General Relativity as a Challenge for Physics Education

690. WE-Heraeus-Seminar

10 Feb - 15 Feb 2019

Where:

Physikzentrum Bad Honnef

Scientific organizers:

Prof. Dr. Ute Kraus, Dr. Corvin Zahn, U Hildesheim

Aims: The goal of the seminar is to promote the scientific exchange of ideas and research results on the teaching of general relativity. The seminar will be focussed on the secondary school and undergraduate levels.

Target audience: Physics education researchers, physicists, and physics teachers are invited to participate in the seminar. PhD and master students are encouraged to apply.

Background: General relativity is one of the fundamental advancements of physics in the 20th century, well established and tested to high accuracy, basis of modern astrophysics and cosmology. General relativity and its applications are also especially fascinating for many students, both in school and at university. In spite of its fundamental importance general relativity is not part of most curricula in secondary schools and in undergraduate university education.

However, in recent years this has begun to change and general relativity has made its way into the secondary school curricula of a number of countries. Concurrently, physics education research on teaching general relativity has become more active with a wide variety of research activities. There are studies aimed at implementing specific curricula, others originate from the conviction that a contemporary physics education should give all students the opportunity to get acquainted with general relativity. Methodically, current research activities cover a broad range including the design of new teaching materials and of whole teaching units, the development of assessment instruments and the evaluation of new approaches, and empirical research on learning and instruction.

Scope and Key Topics: The teaching of general relativity at the secondary school and undergraduate levels is a challenge for physics education. Novel and abstract concepts must be explained. The mathematical framework of the theory is involved and is not accessible to learners at these levels. New approaches must therefore be developed that make it possible to teach general relativity using no more than elementary mathematics. The seminar will be a forum for the discussion of these questions. Contributions will be grouped in two strands, each strand comprising several invited talks, a discussion slot and a poster session.

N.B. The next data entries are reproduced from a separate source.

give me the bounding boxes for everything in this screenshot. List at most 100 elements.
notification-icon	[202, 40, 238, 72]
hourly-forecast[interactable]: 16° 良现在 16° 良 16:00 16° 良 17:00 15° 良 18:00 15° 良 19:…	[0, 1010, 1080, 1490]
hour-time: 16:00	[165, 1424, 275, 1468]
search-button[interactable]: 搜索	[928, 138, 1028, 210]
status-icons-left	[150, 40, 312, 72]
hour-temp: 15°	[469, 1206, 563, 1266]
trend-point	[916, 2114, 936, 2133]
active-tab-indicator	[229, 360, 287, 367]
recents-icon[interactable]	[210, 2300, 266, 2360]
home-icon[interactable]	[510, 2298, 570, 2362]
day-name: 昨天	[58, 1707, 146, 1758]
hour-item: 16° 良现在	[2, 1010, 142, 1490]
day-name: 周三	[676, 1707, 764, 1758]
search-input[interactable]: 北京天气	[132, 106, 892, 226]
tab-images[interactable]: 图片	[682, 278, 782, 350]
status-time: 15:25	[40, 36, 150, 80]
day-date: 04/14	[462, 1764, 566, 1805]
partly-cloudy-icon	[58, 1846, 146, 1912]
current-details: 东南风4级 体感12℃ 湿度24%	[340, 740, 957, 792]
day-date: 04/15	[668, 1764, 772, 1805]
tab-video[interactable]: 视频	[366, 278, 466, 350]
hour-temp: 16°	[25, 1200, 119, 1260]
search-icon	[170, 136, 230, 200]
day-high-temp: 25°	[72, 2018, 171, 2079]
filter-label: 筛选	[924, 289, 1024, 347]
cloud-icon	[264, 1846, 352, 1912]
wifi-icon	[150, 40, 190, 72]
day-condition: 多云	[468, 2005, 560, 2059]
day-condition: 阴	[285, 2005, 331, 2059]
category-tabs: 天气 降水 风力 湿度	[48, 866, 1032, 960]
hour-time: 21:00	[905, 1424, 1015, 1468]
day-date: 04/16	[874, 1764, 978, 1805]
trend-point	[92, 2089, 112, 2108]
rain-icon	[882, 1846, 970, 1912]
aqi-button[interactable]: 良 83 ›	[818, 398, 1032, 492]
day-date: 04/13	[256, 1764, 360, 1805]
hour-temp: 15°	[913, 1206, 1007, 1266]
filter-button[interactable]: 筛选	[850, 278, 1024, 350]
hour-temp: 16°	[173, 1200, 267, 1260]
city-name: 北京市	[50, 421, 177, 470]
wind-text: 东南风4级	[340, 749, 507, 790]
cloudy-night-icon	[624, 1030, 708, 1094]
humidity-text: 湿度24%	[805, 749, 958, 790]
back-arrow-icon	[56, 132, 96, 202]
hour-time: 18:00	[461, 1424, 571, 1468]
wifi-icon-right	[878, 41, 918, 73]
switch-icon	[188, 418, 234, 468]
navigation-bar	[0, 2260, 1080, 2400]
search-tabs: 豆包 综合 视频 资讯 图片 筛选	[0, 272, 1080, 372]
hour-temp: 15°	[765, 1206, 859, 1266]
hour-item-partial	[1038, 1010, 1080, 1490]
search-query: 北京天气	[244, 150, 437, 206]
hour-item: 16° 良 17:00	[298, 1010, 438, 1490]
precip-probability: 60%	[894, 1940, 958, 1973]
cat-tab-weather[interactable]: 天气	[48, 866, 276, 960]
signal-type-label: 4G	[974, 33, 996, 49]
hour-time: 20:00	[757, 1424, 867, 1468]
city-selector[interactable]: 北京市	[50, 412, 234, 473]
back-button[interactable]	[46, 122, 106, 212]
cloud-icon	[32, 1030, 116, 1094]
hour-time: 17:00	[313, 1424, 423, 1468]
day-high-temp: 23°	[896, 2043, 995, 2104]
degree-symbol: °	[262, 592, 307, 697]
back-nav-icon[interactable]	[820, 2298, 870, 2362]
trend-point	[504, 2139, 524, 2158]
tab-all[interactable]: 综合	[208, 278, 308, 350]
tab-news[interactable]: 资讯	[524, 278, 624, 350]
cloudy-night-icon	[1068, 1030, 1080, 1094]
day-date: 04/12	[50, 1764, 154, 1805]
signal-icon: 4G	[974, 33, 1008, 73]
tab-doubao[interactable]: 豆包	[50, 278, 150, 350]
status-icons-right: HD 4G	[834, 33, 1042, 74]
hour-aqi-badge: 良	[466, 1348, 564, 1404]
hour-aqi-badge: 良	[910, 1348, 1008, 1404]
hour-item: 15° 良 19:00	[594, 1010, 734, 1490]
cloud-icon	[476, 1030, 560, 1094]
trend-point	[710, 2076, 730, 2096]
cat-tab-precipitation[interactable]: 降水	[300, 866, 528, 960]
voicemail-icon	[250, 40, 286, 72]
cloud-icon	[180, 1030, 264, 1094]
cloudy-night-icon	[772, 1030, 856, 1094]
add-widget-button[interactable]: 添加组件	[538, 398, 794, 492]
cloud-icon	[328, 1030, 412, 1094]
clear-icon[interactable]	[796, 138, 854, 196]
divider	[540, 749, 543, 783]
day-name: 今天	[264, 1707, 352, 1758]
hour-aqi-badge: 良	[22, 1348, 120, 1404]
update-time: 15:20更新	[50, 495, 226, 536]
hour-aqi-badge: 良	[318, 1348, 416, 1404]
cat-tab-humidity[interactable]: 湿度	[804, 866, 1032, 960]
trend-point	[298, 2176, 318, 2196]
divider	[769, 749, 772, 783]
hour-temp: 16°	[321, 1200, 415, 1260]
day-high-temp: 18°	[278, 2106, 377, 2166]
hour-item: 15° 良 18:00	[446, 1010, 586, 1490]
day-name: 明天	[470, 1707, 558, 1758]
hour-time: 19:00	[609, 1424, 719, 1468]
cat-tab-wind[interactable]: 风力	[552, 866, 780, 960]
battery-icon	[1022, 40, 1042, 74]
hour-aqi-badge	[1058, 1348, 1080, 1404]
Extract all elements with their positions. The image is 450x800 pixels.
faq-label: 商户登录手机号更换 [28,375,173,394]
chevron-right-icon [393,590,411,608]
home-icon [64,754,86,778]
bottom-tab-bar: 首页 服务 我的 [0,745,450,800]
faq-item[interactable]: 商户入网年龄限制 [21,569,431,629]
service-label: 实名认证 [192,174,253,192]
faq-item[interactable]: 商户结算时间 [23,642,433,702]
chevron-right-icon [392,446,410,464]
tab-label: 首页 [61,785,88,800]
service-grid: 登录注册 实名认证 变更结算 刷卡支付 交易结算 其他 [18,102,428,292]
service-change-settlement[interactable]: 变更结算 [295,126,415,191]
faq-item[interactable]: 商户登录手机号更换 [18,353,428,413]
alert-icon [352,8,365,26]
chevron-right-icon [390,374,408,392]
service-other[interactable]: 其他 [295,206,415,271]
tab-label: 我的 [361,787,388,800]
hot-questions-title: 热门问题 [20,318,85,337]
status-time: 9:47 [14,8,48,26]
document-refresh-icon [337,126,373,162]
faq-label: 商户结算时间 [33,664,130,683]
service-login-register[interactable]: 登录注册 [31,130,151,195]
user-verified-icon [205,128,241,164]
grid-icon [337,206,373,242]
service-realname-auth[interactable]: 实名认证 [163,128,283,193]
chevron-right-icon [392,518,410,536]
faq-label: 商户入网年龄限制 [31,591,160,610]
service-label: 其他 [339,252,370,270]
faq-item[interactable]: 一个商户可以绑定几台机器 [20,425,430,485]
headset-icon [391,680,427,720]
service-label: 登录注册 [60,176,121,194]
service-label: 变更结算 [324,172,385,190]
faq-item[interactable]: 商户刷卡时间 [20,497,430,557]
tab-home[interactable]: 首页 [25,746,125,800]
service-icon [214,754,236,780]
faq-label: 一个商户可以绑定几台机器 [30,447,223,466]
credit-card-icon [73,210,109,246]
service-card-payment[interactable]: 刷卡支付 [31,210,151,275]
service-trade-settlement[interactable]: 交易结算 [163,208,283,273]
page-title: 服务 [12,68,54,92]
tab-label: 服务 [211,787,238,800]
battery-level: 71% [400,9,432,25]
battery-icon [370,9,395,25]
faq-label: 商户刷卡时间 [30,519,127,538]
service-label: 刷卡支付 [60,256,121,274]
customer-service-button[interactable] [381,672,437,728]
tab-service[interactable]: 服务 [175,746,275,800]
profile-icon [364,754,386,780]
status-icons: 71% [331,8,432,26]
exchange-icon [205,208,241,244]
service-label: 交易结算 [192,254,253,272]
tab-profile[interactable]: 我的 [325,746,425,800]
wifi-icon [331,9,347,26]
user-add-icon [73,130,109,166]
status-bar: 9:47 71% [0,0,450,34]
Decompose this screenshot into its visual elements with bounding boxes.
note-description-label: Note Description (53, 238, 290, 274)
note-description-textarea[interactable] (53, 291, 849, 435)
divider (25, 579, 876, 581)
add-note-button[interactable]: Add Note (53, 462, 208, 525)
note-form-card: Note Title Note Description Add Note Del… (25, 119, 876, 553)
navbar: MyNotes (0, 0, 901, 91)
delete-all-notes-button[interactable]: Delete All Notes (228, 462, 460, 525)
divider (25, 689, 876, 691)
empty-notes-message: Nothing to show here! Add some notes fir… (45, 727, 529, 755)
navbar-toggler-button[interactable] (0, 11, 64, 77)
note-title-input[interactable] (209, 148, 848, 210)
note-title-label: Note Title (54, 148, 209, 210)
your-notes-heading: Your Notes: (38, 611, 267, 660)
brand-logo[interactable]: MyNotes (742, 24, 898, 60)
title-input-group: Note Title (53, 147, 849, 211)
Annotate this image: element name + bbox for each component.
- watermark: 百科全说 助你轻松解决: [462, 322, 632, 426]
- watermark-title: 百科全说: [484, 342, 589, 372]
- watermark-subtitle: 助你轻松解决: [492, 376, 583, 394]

  • Strand A: Curriculum development & design
    • What should be taught about general relativity? - Curriculum development for general relativity at the different levels and for different time budgets.
    • How can this be taught? - Development of teaching materials, including models, visualizations, animations, interactive simulations, analogies, thought experiments, elementary computations. Development of teaching concepts, including teaching units, lectures, tutorials, online-modules, contributions to textbooks, teacher guides.
  • Strand B: Evaluation & research on learning and instruction
    • What are the outcomes of the proposed ways of teaching? - Empirical tests of teaching materials and concepts, including the development of assessment instruments, tests in different settings (in school at different levels, in out-of-school education, at university).
    • What can be learned from educational research? - Empirical research on learning and instruction, including students' conceptions, conceptual change, evaluation of learning environments, the fostering of qualitative understanding.
Further information can be found at this website

The conference language will be English. The Wilhelm and Else Heraeus-Foundation bears the cost of full-board accommodation for all participants.